More than half of the 8 million tons of sugar produced annually in the U.S. comes from sugar beets, and 60% of them are grown in Minnesota and North Dakota. Sugar beets account for between 55% and 60% of total domestic sugar production.
In contrast, the U.S. produced 31.1 million tons of cane for sugar in 2017, comprising about 40% to 45% of total production. Most of the sugar cane grown commercially comes from Florida, Hawaii, Louisiana and Texas.
Recent weather has seriously impacted Minnesota sugar beet farmers as well. First, fields were too wet to get the beets out of the ground, then the freezing weather that followed left about one-third of the crop frozen in place. Farmers now have to pay a sugar cooperative for every unharvested acre, which means another financial headache in addition to their crop losses.

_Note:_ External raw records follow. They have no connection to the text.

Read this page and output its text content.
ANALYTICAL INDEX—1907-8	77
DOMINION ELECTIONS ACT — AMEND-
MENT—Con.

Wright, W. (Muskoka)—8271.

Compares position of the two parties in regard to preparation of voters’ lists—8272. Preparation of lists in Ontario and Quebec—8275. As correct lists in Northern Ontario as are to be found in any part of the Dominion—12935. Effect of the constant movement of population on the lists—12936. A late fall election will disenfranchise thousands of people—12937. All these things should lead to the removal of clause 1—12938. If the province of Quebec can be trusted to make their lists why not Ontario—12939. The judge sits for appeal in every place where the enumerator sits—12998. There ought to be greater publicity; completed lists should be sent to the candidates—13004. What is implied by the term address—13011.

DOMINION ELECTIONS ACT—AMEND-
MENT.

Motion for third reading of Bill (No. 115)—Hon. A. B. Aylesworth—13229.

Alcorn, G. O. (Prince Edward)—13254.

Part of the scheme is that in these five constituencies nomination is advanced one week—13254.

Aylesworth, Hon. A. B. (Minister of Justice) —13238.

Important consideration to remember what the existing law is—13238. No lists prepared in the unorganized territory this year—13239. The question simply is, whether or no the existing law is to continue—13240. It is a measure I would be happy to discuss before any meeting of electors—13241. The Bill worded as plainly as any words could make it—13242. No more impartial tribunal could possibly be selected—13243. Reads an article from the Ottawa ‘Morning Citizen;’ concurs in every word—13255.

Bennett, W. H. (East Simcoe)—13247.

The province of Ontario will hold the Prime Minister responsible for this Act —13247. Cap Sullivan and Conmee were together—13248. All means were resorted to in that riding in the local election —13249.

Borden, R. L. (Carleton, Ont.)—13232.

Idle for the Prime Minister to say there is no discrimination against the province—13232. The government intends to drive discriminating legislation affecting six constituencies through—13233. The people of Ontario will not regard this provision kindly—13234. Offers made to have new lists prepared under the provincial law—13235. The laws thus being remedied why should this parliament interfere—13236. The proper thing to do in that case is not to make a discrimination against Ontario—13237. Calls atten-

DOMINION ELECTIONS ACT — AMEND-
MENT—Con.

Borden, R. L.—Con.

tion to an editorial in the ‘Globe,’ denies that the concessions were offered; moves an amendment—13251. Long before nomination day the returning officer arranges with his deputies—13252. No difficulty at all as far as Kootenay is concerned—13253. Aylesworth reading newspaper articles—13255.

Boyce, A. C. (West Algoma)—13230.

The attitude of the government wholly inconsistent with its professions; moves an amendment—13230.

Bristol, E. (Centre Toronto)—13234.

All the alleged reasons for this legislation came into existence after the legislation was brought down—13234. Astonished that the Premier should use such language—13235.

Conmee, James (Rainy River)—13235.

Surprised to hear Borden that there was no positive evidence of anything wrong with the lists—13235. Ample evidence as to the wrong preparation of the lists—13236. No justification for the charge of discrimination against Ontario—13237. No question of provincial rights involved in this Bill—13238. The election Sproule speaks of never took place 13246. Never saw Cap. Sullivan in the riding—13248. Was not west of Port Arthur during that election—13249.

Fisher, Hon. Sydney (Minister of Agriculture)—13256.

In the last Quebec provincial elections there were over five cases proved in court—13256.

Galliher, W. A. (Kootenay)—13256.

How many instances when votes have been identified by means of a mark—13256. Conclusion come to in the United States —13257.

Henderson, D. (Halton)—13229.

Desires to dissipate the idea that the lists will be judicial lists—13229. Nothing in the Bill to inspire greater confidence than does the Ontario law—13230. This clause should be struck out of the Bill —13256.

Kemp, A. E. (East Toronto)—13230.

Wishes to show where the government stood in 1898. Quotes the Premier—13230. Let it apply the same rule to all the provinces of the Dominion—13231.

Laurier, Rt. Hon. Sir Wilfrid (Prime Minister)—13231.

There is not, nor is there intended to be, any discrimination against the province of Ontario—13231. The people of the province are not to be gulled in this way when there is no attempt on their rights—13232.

Meanwhile, inconsistent supplies and closure of a deep water port where raw cane sugar was delivered is leading to the impending closure of a refinery in Michigan. Crain's Detroit Business reported the plant processes between 80,000 and 100,000 tons of raw cane sugar annually into liquid, specialty and brown sugars for food manufacturers.
To avoid swings in price and supply, some manufacturers may look more closely at sugar alternatives. According to Mintel, natural sweeteners, including stevia, are growing in popularity, but 64.4% of consumers rate honey as the healthiest natural sweetener. Still, 33% of them view raw cane sugar the same way, so it may be difficult to simply shift to another sweetener when so many consumers prefer the real thing.
Because sugar is so popular and unlikely to fade away as other options emerge, companies need to figure out how to keep their supply constant regardless of what USDA does to safeguard it. If sugar costs get too out of hand, however, manufacturers may have an incentive to try out some other sweetening ingredients instead.